Over the weekend I had to teach a lesson at church about self-reliance and care for the needy. To prepare (for truth be told all preparation is putting off the performance) I spent a bit of time re-reading Emerson's Self-Reliance.
Emerson is one of those writers to whom I keep returning because his work annoys me. (Thoreau is another.) And Self-Reliance is full of annoying ideas, many about education in one way or another.
Take this line: "There is a time in every man's education when he arrives at the conviction that envy is ignorance; that imitation is suicide..." Now Emerson isn't talking specifically about formal education. But this notion, that education is about finding the ways that one is a unique individual, is one that leads to all sorts of selfish, relativist pap. (Perhaps best exemplified by the oft-repeated schoolhouse fib: "You can become anything you want.")
But the rest of the sentence turns the sentiment around: "...that he must take himself for better, for worse, as his portion; that though the wide universe is full of good, no kernel of nourishing corn can come to him but through his toil bestowed on that plot of ground which is given to him to till."
All of the sudden Emerson is calling for education to do something much more significant--to help people discover their uniqueness by working to uncover connections to their surroundings. Looked at this way, Emerson is describing how much can be learned by rejecting generalities in favor of specifics, even if those are specifics about a place that may not seem important.

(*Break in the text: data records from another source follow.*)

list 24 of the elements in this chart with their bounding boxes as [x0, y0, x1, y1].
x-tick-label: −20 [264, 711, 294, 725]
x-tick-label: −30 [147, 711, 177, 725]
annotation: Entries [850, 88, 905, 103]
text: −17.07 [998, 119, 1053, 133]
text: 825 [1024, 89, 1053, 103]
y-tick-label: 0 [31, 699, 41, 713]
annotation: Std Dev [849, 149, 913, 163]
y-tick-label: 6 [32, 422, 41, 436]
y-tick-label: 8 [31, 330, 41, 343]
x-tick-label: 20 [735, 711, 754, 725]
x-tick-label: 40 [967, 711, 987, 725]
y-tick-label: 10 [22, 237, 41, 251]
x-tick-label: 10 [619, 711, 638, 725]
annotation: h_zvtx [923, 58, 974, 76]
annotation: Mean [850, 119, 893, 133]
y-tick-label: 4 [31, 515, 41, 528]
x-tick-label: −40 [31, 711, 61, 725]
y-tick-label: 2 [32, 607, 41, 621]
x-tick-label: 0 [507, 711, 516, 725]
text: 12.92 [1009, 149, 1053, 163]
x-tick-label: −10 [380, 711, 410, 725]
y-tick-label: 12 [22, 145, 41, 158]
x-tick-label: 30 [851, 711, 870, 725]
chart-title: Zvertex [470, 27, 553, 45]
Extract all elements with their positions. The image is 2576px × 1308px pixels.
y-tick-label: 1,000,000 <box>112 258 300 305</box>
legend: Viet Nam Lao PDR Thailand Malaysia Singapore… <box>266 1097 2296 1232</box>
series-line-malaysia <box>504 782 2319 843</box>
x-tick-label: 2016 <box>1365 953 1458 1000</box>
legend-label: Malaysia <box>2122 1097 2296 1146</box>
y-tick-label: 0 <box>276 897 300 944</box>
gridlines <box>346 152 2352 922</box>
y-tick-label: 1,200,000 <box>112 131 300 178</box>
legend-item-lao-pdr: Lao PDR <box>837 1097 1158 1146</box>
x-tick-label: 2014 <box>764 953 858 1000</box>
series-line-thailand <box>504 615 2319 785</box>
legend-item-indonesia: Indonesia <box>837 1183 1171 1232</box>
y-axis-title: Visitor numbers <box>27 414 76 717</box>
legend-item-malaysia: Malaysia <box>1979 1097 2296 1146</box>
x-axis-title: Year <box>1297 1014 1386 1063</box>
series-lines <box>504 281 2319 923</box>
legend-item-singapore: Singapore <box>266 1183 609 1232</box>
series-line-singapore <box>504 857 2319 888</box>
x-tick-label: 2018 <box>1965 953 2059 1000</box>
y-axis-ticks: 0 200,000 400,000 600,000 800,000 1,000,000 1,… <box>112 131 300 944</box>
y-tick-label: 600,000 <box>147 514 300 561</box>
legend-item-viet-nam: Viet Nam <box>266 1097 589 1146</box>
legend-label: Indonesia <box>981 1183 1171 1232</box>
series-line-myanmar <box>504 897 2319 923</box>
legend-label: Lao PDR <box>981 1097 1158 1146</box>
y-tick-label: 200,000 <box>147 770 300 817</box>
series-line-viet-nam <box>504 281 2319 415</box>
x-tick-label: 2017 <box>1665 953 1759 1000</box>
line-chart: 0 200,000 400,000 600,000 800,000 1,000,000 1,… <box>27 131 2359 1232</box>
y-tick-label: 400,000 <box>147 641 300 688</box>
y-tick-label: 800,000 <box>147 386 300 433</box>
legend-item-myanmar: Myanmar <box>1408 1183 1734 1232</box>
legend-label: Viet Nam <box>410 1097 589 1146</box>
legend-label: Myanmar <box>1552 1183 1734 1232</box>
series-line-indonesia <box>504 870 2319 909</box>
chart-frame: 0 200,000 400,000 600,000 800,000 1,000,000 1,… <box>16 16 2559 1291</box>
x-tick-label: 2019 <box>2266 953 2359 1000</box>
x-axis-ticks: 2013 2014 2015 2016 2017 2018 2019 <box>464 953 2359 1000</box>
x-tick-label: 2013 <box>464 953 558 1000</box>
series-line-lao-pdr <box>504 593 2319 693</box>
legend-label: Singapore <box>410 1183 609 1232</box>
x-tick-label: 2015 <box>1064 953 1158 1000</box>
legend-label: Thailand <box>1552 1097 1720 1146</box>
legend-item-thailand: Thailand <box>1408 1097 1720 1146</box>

Studying abroad may be important; but studying home certainly is.
And then, later in the essay, this: "A foolish consistency is the hobgoblin of little minds, adored by little statesmen and philosophers and divines." What might we learn, how might our public culture be better, if we didn't derive our thoughts and actions from what we have always done? (And how much harder would it be to grade papers without being able to write "you contradict yourself" in the margins?)